One of the main issues of long duration autonomous robots is their energy source and energy generation. NASA tries to circumvent this using solar energy, which is still far from optimal because there are still times that the robot has to stop and recharge. Now scientists at the Bristol Robotics Laboratory in the UK have discovered a new novel solution: fuel cells full of living bacteria. The team recently developed Row-bot, a swimming robot with Microbial Fuel Cells (MFCs) that directly harvests energy from the water it swims in. The Row-bot is modeled after a water beetle. It has two side paddles to move, stabilizers to keep it from drowning, and the MFCs at its core. It has a mouth where the water (the fuel source) can enter and an outflow port where it can exit.
Microbial Fuel Cells
The MFCs generate electricity by “electrons mobilized by the redox reaction that takes place in electrogenic bacterial anabolism.” The biomass in the water functions both as the inoculant for the bacteria and the anolyte that fuels the reactions. The result is an “environmentally biocompatible means of electricity generation.” The MFCs can operate in freshwater, seawater, and even waste water, which is actually cleaned as the Row-bot goes.
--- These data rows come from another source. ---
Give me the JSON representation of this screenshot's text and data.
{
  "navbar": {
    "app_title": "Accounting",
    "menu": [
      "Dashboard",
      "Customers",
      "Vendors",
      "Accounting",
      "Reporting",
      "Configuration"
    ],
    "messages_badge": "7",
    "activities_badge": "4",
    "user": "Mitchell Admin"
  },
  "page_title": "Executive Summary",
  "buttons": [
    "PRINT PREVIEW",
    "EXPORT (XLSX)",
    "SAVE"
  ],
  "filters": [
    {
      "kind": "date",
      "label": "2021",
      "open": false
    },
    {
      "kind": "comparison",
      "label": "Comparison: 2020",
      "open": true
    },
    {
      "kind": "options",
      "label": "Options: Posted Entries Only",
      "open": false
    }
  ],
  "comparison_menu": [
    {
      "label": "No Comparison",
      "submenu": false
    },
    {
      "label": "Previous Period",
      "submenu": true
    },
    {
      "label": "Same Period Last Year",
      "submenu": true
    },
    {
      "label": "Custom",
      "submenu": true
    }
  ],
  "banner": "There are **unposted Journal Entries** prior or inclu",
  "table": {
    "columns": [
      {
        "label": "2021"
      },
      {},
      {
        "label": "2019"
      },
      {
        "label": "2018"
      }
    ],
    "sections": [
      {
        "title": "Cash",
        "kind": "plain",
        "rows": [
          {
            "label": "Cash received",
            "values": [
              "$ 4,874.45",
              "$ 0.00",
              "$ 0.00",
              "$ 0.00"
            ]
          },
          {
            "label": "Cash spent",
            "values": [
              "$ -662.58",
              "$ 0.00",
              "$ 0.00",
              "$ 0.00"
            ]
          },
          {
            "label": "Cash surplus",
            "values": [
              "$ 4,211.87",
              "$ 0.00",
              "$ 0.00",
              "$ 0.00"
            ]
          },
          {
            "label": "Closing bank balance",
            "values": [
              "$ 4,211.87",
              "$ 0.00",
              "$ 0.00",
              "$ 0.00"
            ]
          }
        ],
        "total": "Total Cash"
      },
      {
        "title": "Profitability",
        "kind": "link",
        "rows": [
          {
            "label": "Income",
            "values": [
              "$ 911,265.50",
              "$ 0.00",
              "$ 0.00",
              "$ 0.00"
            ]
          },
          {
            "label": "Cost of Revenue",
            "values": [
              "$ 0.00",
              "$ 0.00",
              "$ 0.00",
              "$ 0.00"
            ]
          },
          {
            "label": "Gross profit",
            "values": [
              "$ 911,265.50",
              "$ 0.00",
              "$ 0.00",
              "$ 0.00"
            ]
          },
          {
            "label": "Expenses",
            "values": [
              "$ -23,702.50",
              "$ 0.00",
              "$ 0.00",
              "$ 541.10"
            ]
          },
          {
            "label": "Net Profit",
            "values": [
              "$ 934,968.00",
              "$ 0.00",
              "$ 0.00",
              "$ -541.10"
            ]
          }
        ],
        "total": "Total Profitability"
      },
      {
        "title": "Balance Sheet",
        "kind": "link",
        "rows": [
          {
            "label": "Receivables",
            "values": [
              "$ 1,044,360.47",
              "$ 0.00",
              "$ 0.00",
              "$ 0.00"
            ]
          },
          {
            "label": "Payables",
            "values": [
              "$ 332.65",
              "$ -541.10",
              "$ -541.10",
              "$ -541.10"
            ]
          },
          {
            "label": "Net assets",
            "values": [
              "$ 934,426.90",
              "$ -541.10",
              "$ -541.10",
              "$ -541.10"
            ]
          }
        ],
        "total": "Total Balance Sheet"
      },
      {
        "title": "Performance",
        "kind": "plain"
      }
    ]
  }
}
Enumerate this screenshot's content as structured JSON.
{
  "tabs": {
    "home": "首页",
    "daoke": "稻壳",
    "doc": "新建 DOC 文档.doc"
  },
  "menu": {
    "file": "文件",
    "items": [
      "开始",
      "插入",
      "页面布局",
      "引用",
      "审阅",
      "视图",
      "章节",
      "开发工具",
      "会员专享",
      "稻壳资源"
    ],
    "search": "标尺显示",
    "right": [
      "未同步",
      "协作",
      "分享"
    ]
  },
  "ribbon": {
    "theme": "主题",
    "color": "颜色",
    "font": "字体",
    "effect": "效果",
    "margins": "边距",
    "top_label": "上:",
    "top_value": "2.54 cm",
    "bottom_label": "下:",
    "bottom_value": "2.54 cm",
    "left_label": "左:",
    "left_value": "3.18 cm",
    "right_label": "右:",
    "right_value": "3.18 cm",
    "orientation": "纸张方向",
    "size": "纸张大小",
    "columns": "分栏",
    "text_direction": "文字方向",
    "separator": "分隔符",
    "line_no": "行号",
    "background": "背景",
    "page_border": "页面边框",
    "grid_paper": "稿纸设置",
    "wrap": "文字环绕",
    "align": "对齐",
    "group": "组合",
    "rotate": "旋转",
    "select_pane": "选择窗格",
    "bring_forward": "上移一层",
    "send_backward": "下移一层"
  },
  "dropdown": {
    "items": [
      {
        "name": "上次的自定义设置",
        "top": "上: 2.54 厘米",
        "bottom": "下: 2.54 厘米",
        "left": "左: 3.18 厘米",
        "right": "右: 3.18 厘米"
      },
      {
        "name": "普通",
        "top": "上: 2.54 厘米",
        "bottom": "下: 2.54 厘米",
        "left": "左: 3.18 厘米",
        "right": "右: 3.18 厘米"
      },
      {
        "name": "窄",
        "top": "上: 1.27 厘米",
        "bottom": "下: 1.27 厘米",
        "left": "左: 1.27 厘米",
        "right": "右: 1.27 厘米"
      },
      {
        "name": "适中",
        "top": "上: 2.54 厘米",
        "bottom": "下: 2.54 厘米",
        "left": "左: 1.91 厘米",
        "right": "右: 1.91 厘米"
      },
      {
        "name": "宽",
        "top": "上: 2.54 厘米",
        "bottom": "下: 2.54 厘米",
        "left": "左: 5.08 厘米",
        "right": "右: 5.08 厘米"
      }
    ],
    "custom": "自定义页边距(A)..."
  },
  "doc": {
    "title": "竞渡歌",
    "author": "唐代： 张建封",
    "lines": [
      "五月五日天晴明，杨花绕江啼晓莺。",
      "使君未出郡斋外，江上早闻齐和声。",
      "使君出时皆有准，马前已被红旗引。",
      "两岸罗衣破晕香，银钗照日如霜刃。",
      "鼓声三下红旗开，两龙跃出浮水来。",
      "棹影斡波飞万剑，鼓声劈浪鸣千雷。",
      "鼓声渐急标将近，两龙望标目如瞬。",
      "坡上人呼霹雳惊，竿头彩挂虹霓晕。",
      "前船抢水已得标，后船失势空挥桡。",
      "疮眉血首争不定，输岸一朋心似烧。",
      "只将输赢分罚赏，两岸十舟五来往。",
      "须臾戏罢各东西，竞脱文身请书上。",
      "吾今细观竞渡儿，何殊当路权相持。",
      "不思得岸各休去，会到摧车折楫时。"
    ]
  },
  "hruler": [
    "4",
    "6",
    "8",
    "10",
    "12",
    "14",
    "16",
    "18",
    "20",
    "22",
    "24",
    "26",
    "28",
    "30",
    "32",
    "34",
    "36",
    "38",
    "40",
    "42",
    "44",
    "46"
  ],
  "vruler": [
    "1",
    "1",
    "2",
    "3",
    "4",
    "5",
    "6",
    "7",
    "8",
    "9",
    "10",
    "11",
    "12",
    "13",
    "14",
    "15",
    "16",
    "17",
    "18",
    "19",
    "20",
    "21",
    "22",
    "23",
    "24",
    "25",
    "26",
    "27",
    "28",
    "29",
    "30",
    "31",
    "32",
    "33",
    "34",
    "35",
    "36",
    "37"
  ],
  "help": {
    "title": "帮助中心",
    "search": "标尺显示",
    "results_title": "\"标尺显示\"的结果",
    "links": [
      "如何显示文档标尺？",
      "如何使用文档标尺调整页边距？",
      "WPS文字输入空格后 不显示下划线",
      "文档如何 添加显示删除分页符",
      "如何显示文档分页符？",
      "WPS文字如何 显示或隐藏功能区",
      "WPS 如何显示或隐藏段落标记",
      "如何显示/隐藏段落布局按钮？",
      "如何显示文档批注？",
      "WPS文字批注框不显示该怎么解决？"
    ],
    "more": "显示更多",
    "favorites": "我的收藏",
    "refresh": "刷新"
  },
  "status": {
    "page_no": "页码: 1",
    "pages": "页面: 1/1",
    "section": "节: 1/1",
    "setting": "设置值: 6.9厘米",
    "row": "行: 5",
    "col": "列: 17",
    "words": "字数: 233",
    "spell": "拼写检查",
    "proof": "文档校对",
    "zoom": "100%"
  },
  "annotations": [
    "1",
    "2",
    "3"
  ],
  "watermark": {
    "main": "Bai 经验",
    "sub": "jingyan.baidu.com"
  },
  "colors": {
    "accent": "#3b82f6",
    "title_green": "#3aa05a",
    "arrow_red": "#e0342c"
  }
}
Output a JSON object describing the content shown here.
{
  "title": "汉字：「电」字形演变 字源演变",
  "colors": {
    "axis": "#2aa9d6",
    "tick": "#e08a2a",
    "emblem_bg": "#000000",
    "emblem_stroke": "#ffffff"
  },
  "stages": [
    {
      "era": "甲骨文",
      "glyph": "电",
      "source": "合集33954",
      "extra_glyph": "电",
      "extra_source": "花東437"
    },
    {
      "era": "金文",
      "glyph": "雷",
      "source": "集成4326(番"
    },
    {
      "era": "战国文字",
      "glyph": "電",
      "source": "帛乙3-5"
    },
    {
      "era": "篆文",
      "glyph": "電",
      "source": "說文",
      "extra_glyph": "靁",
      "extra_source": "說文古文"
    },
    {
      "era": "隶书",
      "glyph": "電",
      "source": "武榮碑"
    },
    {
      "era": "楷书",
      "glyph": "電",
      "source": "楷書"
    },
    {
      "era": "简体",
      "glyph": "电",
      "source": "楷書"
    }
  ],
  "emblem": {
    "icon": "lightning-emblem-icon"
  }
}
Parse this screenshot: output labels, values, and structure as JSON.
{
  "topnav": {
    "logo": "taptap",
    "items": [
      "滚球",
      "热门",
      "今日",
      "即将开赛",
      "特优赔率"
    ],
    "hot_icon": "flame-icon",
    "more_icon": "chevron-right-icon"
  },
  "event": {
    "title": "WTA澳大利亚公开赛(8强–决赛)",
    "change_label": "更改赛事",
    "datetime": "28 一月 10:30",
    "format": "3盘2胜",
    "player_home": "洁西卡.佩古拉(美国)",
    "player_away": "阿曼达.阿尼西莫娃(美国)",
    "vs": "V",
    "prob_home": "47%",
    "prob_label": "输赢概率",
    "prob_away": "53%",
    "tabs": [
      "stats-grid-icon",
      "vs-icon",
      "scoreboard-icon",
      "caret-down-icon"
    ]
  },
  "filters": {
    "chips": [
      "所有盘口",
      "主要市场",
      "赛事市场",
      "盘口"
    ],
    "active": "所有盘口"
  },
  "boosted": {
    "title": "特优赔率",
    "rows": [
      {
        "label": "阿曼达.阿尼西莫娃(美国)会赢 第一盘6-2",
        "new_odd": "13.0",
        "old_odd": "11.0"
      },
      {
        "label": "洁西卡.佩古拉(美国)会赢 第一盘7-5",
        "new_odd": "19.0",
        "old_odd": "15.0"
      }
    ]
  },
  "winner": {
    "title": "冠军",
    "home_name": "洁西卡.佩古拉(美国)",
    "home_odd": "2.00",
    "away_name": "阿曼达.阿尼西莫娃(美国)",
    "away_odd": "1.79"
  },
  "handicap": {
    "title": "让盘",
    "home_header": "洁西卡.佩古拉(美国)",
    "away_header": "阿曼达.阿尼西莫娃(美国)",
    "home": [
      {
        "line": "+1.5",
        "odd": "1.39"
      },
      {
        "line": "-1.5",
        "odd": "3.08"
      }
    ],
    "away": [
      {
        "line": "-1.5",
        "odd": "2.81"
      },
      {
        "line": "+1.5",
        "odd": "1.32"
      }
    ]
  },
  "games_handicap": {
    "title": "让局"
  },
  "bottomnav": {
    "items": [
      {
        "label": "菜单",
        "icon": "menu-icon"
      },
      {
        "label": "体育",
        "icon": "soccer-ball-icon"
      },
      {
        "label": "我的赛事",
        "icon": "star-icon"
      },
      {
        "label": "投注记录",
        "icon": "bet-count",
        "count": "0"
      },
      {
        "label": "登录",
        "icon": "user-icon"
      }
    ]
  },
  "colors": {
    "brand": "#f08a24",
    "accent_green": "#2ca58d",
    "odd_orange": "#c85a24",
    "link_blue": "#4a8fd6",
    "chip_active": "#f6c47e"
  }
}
The energy generated by the MFCs is stored in a capacitor, and only uses 1.8 joules per cycle (opening its mouth, swimming 10 strokes forward at just under 1 stroke per second and then closing its mouth).
Research is still ongoing on how to further optimize the Row-bot and make it more efficient. Potential applications of the Row-bot are environmental monitoring, cleanups, and maybe even space exploration.